Much study has been conducted regarding male songbirds, the researchers note, but little research has been done to better understand singing in female birds. Traditionally, the thinking has been that males sing to attract the females, thus females have little to no reason to sing. But, as the group also note, a prior study by an international team of researchers back in 2013 showed that approximately 71 percent of female songbirds sing—they just don't do it in the same ways or for the same reasons.

In this new effort, the researchers sought to learn more about why female superb fairy wrens sing and when, and if it causes problems for them, such as attracting predators.
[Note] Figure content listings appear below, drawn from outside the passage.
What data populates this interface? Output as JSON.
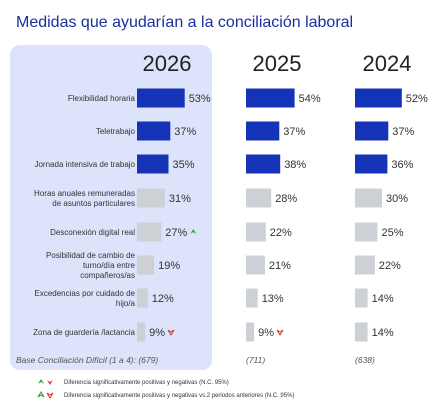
{
  "colors": {
    "highlight": "#1433b6",
    "other": "#cdd0d4",
    "panel": "#dde3fa",
    "up": "#2e9e3e",
    "down": "#d63a3a",
    "title": "#1c2ea0"
  },
  "chart_data": {
    "type": "bar",
    "orientation": "horizontal",
    "title": "Medidas que ayudarían a la conciliación laboral",
    "categories": [
      [
        "Flexibilidad horaria"
      ],
      [
        "Teletrabajo"
      ],
      [
        "Jornada intensiva de trabajo"
      ],
      [
        "Horas anuales remuneradas",
        "de asuntos particulares"
      ],
      [
        "Desconexión digital real"
      ],
      [
        "Posibilidad de cambio de",
        "turno/día entre",
        "compañeros/as"
      ],
      [
        "Excedencias por cuidado de",
        "hijo/a"
      ],
      [
        "Zona de guardería /lactancia"
      ]
    ],
    "highlighted_count": 3,
    "series": [
      {
        "name": "2026",
        "values": [
          53,
          37,
          35,
          31,
          27,
          19,
          12,
          9
        ],
        "labels": [
          "53%",
          "37%",
          "35%",
          "31%",
          "27%",
          "19%",
          "12%",
          "9%"
        ],
        "base": "Base Conciliación Difícil (1 a 4): (679)"
      },
      {
        "name": "2025",
        "values": [
          54,
          37,
          38,
          28,
          22,
          21,
          13,
          9
        ],
        "labels": [
          "54%",
          "37%",
          "38%",
          "28%",
          "22%",
          "21%",
          "13%",
          "9%"
        ],
        "base": "(711)"
      },
      {
        "name": "2024",
        "values": [
          52,
          37,
          36,
          30,
          25,
          22,
          14,
          14
        ],
        "labels": [
          "52%",
          "37%",
          "36%",
          "30%",
          "25%",
          "22%",
          "14%",
          "14%"
        ],
        "base": "(638)"
      }
    ],
    "significance": [
      {
        "series": "2026",
        "category_index": 4,
        "direction": "up"
      },
      {
        "series": "2026",
        "category_index": 7,
        "direction": "down"
      },
      {
        "series": "2025",
        "category_index": 7,
        "direction": "down"
      }
    ],
    "xlim": [
      0,
      100
    ],
    "legend": [
      {
        "text": "Diferencia significativamente positivas y negativas (N.C. 95%)",
        "style": "filled"
      },
      {
        "text": "Diferencia significativamente positivas y negativas vs.2 periodos anteriores (N.C. 95%)",
        "style": "outline"
      }
    ]
  }
}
They set up monitoring stations near 72 nesting sites in the wilds of Australia, home to the birds, and recorded their activities over a two year period.

In studying the behavior of both the males and females, the researchers found that the females generally only sang in response to singing from their mate—the birds are monogamous. Males announced their presence when returning to the nest from foraging, the females replied with the same song, though it was muted. The back and forth sing-song between mated pairs was more prominent, the researchers noted, during nest building. To find out if the female returning the call put her eggs or chicks at risk, the team set up some artificial nests with quail eggs in them and played female songs from them, varying the number of calls per hour. Predators ate the eggs 40 percent of the time when the song rate was set at 20 songs per hour, but only did so 20 percent of the time when it was set at 6 calls per hour, showing that such calling did indeed put the offspring at risk.

These findings, the researchers propose, suggest that it might be possible that evolution, rather than selecting for male songbird singing, has actually been selecting against female singing.